Twelve fresh frozen human ankle specimens with an average age of 57.2±5.1 years (range from 44 to 63 years) were selected and divided into 2 groups with 6 specimens in each group by random number table method. The LARS group was in group A, and the normal ligament group was in group B. The two groups had comparable age distributions. Ankle specimens were frozen at -20°C and thawed for 24 hours at room temperature before use.

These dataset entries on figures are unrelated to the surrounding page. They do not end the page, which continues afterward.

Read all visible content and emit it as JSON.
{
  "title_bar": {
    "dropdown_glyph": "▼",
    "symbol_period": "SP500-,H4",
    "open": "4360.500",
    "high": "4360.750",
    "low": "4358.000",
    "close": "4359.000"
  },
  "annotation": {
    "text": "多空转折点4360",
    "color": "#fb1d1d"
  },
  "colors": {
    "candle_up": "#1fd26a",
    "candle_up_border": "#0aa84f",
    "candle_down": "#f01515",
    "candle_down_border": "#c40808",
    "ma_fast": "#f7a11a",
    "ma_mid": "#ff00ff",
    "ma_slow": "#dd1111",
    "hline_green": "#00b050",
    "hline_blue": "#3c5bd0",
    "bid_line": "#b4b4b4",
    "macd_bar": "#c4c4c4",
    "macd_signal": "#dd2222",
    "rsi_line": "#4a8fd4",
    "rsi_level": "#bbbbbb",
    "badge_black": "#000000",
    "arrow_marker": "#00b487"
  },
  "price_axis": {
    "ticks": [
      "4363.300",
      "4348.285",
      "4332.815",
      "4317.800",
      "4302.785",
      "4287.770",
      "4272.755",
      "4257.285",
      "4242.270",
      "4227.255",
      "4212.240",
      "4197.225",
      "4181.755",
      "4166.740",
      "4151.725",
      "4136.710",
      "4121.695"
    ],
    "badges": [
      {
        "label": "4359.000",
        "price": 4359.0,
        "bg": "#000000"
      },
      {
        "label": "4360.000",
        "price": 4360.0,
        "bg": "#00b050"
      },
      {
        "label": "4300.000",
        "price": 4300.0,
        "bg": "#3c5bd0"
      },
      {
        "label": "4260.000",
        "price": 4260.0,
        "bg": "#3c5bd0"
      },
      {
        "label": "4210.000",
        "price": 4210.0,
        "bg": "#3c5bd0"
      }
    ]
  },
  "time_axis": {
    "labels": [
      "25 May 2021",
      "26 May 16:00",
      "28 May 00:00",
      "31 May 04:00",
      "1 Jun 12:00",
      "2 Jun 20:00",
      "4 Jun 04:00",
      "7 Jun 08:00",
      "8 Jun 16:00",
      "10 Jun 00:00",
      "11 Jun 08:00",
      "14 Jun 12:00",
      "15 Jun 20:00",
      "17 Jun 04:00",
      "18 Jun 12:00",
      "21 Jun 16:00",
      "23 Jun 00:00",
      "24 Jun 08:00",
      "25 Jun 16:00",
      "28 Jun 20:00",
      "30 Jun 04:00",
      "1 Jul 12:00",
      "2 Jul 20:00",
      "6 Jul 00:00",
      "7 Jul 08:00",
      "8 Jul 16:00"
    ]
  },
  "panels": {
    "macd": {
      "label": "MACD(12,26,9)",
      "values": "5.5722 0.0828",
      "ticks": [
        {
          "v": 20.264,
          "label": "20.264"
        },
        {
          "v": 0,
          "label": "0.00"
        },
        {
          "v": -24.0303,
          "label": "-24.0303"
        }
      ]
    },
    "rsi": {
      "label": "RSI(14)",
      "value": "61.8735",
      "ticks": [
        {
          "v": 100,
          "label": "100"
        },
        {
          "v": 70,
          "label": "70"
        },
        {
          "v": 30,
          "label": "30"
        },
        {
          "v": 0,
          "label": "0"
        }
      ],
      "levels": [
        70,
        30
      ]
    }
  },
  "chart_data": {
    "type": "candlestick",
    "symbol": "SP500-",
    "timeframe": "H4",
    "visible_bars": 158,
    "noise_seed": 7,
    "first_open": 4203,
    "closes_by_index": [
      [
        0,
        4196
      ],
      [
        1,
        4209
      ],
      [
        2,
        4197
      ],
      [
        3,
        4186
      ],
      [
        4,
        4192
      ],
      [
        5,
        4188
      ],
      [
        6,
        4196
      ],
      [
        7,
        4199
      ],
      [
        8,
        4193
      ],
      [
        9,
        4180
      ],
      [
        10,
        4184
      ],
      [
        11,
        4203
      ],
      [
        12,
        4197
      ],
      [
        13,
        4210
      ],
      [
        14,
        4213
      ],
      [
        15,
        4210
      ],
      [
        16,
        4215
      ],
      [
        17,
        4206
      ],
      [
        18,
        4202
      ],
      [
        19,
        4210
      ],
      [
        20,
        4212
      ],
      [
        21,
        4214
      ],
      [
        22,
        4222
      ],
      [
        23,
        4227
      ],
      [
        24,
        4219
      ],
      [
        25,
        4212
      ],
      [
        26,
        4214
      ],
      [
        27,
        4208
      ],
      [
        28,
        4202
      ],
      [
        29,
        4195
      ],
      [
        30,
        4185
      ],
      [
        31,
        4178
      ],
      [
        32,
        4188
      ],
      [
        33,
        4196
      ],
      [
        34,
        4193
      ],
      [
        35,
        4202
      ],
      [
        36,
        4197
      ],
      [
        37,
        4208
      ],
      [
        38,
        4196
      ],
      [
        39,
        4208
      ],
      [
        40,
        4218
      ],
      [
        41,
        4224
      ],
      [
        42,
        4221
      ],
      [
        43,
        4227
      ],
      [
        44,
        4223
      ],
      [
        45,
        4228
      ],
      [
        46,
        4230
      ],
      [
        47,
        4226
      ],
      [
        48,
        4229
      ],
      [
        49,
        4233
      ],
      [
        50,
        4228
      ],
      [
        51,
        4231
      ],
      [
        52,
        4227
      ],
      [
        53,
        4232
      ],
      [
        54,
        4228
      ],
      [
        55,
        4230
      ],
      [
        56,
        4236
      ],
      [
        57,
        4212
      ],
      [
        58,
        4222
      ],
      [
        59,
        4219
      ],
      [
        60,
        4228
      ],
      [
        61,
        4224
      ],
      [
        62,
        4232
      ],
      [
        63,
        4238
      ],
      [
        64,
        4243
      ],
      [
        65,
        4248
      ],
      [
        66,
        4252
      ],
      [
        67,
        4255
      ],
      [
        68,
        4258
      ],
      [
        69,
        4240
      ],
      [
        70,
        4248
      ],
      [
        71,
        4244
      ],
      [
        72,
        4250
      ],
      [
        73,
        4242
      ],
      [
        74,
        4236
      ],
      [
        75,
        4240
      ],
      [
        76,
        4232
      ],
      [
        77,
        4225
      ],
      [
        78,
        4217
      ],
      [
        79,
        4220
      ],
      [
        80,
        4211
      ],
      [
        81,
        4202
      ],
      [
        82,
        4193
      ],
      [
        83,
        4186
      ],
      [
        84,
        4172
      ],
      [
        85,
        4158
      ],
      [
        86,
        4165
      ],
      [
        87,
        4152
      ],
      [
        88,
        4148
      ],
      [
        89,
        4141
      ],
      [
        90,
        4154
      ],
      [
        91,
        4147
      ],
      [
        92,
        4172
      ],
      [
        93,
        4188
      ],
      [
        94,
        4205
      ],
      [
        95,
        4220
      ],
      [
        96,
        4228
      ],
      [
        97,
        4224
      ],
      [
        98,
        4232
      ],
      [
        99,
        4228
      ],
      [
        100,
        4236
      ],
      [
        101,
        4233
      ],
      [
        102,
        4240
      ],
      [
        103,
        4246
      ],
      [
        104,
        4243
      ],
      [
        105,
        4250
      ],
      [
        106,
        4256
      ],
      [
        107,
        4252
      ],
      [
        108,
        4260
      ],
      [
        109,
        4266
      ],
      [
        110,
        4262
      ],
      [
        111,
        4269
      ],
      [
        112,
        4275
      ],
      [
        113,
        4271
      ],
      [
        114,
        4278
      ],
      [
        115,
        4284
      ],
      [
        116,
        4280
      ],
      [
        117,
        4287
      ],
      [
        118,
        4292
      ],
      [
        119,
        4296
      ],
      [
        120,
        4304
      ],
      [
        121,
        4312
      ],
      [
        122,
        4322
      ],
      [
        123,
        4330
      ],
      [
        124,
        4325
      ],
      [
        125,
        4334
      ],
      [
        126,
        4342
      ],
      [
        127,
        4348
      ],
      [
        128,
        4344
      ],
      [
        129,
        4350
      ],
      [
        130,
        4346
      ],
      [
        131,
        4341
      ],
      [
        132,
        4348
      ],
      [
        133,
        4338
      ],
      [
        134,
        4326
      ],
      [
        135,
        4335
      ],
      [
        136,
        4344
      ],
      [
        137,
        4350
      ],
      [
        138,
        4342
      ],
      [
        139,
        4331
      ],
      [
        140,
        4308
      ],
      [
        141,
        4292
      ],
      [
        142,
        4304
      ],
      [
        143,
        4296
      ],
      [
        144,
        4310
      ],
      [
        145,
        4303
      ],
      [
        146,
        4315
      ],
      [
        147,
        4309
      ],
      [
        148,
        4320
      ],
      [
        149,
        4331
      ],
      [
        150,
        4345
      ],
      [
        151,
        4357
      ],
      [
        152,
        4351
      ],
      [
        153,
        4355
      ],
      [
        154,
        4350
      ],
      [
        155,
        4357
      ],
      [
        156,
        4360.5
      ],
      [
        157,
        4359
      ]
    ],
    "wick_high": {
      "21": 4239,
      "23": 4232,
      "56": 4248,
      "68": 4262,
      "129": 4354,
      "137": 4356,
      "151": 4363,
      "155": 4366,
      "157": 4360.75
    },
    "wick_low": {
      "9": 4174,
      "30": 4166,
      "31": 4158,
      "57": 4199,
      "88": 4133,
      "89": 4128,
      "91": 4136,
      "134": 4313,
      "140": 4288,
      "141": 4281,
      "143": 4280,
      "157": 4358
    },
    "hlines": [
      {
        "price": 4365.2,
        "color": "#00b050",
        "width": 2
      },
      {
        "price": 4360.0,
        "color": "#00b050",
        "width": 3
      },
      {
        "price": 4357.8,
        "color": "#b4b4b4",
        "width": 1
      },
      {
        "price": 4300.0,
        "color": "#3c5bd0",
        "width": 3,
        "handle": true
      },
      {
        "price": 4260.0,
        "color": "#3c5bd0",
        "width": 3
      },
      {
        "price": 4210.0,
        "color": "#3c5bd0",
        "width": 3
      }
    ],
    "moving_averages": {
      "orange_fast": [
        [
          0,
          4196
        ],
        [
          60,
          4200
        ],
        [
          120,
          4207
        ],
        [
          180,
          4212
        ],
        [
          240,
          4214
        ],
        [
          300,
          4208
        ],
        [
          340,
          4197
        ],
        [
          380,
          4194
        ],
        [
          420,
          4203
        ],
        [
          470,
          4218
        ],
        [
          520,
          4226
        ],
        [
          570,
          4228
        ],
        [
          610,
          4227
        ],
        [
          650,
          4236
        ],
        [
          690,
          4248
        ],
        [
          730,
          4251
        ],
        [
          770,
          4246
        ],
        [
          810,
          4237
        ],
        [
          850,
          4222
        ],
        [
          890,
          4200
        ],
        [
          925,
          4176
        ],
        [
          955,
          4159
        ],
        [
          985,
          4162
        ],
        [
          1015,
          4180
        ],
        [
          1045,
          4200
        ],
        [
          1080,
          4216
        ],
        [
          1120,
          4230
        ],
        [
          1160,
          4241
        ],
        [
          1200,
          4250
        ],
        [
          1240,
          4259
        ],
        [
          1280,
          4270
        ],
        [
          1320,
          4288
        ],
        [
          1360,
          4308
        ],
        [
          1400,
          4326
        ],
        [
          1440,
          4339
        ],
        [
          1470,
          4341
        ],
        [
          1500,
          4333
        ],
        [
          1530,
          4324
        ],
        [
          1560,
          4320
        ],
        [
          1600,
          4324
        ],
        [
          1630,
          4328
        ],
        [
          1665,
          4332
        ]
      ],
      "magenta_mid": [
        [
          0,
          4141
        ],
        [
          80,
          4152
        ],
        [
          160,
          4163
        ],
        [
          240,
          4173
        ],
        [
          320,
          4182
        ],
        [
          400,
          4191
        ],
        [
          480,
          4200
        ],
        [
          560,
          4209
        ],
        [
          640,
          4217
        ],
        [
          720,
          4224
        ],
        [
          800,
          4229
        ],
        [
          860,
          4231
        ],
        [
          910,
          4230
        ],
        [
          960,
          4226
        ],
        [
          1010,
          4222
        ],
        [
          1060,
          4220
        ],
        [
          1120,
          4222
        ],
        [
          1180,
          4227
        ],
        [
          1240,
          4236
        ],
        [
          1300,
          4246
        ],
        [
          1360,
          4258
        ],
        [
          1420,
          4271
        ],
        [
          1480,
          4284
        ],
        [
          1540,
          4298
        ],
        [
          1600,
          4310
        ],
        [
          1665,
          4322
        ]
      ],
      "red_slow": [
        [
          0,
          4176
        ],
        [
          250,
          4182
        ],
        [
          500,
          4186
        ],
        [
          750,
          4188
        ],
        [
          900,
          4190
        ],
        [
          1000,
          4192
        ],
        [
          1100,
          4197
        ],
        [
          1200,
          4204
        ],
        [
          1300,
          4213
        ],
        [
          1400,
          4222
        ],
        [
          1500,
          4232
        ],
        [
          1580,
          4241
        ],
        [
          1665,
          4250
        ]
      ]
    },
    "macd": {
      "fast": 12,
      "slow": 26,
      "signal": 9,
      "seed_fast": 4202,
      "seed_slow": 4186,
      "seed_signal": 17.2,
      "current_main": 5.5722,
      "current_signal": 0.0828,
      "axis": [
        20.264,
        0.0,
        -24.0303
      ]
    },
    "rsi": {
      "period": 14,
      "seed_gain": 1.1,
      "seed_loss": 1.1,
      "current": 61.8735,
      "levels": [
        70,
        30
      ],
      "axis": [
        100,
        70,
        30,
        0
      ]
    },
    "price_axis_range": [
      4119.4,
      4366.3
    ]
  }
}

Group A: A 3cm arc incision was performed from the anterior and inferior fibula in Group A. The subcutaneous tissue was separated layer by layer to expose the anterior talofibular ligament and the inferior extensor retinoid. Examine all ligaments for visible injury and proper tension, exposing ATFL attachment points on the fibula and talus. The anterior fibular ligament is severed at the fibula attachment. A LARS ligament (LARS®) with a length of around 60mm was produced and marked. A 3.0mm needle was used to drill the fibula tunnel and talus tunnel. The fibula tunnel is placed in the anterolateral fibula at the origin of the anterior talofibular ligament(ATFL), and direction from front down to back up, at a 45°angle to the horizontal line. The talus tunnel was located near the cervical junction of the talus bone, pointing to the tip of the medial malleolus. Make sure the LARS ligament is 20mm long in the talus, fibula, and joint. The LARS ligament was tensioned and fixed with two 3.7mm interference screws (LARS®) after successful installation(Fig 3) . All of the procedures were carried out by a renowned sports medicine surgeon.
Group B: The anterior talfibular ligament and the subextensor retinacular band were exposed in the same manner without the talfibular ligament being cut.
All natural soft tissue was completely removed on the tibia and fibula prior to biomechanical testing. All muscle and soft tissue should be removed. Tibia, posterior talar fibular ligament, calcaneal fibular ligament, and other soft tissue and joint capsule should all be removed. Only the ATFL that has been fixed is kept. In a similar method previously described (20), each specimen was rigorously fixed to a plate with five screws (6mm in diameter), two screws for the instep and two screws for the calcaneus. A 6mm screw was used to secure the subtalar joint. The foot was loaded with 20 degrees of valgus and 10 degrees of flexion relative to the vertical fibula, and all specimens were put on a custom-made steel frame. Two vertical Kirschner pins are used to secure the fibula in a customized model, ensuring that it is perpendicular to the ground during stress(Fig 5). Before the test, the steel frame is finally installed on the test machine. A dynamic tensile test machine was used to conduct biomechanical tests (Motorized PulsE1000, Instrumental Systems, Norwood, MA).
The distance between the fibula and the talus was measured (Instron Systems). The foot is placed in 20°of inversion and 10°of plantar flexion relative to the vertical fibula. To eliminate slack, the sample was prestretched to 5N and then gradually loaded to 15N over 10 seconds. This load was then held for 5 seconds to remove potential creep and then loaded to failure by displacing the fibula at a rate of 20 mm/min. The instrument BlueHill 2 software recorded time, load, and displacement data (instrument system). Excel was used for additional calculations and statistical analysis (Microsoft, Seattle, Washington). According to the load-displacement curve, the final failure load was recorded, the stiffness (N/mm) was computed based on the slope of the curve, and the cause and type of failure were documented.
All analyses were performed using SPSS 20.0 for Windows (SPSS Inc., Chicago, IL, USA), and significance levels were set at P <0.05. All data were normally distributed in Kolmogorov - Smirnov test. Independent T test was used to analyze the differences between groups of maximum failure load and stiffness.
For t tests that demonstrated a statistically significant difference, A post hoc Tukey's honestly significant difference test was conducted to assess the location of the means that were statistically significant between the groups.
Fig5 Left ankle specimen secured in a custom fixture and mounted to the load actuator of a dynamic tensile testing machine before biomechanical testing. The foot is placed in 20°of inversion and 10°of plantar flexion relative to the vertical fibula.